Industry Attempts to Quash Effective Public Health Policy, a.k.a. Alcohol Taxes

April 24, 2015

Calls for state and federal alcohol tax increases, and new contributions to decades of research showing that higher taxes reduce harm, have met the usual industry tactics to distract, intimidate, and otherwise thwart efforts to implement even the smallest of alcohol tax increases. Alcohol industry lobbyists and PR spinners have been in full force to dominate public conversation about alcohol taxes in the U.S. For instance:

  • As it has done each year since 2009, beer producers such as A- B InBev and MillerCoors (with trade groups Beer Institute & Brewers Association) proposed cuts to the federal beer tax in 2015 to preempt any potential proposals to raise them. Aggressive lobbying to support alcohol tax reductions is ongoing. Meanwhile, the federal beer tax rate has lost 57% of its real value since last increased in 1991, costing the government billions in lost revenue each year.
  • A recent peer-reviewed study showed conclusive evidence that a modest alcohol tax increase in Illinois significantly reduced drink-driving fatalities, and suggested the potential for an alcohol tax increase to save thousands of lives nationwide. The Distilled Spirits Council of the United States (DISCUS) immediately deployed a panicked press release attempting discredit the evidence.
  • Industry trade groups immediately ran after a recent Washington Post post about how cheap alcohol has become (at its most affordable in more than 30 years), with their argument that Joe 6-pack couldn't afford his beer after a long workday if a modest tax increase were implemented. Yet recent research shows that the average moderate drinker would pay less than $30 per year under a 25-cent-per-drink tax increase. And if alcohol companies really cared about the financial life of regular Joes and Jills, why would they cut their jobs ?

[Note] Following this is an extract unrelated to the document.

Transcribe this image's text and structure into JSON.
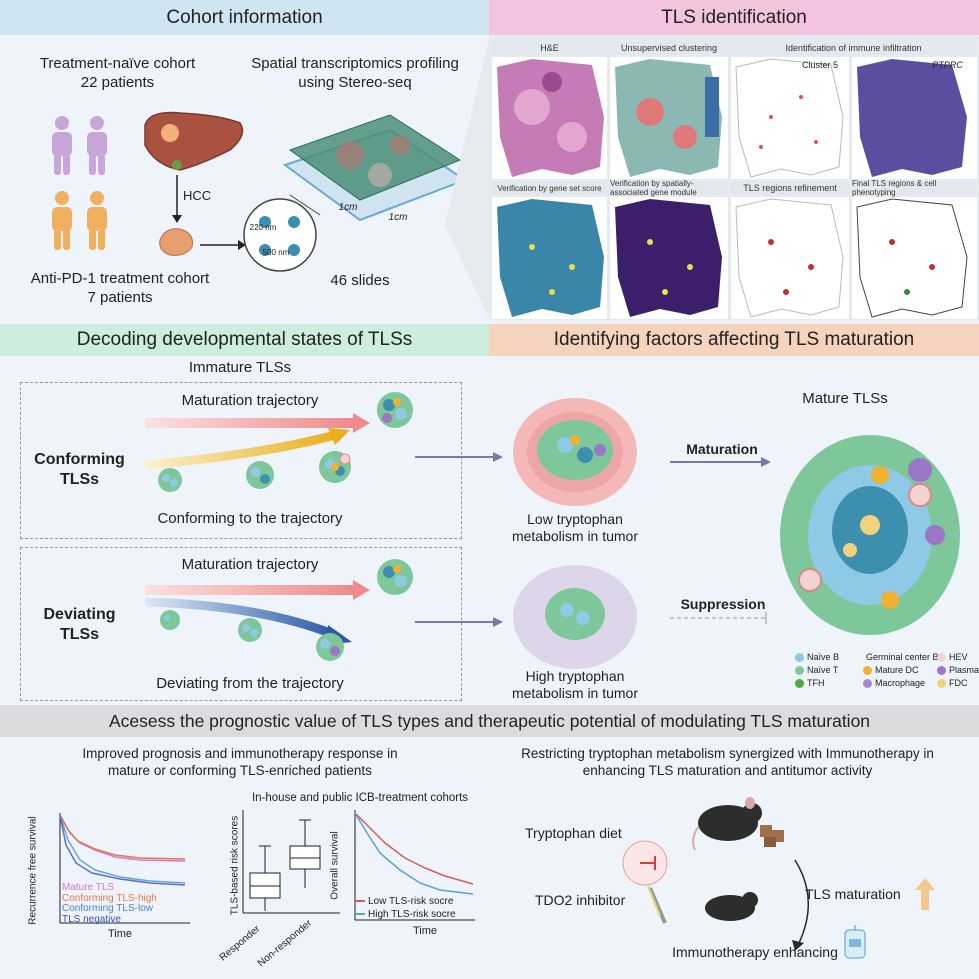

These tactics are business as usual for Big Alcohol in its fight to keep alcohol taxes artificially low, despite conclusions from public health experts that raising the price of alcohol by raising taxes is an effective policy to increase health and safety. Meanwhile taxpayers, the government, and families continue to bear the economic burden from alcohol-related harm, estimated at $223.5 billion annually and $94 billion in direct government costs.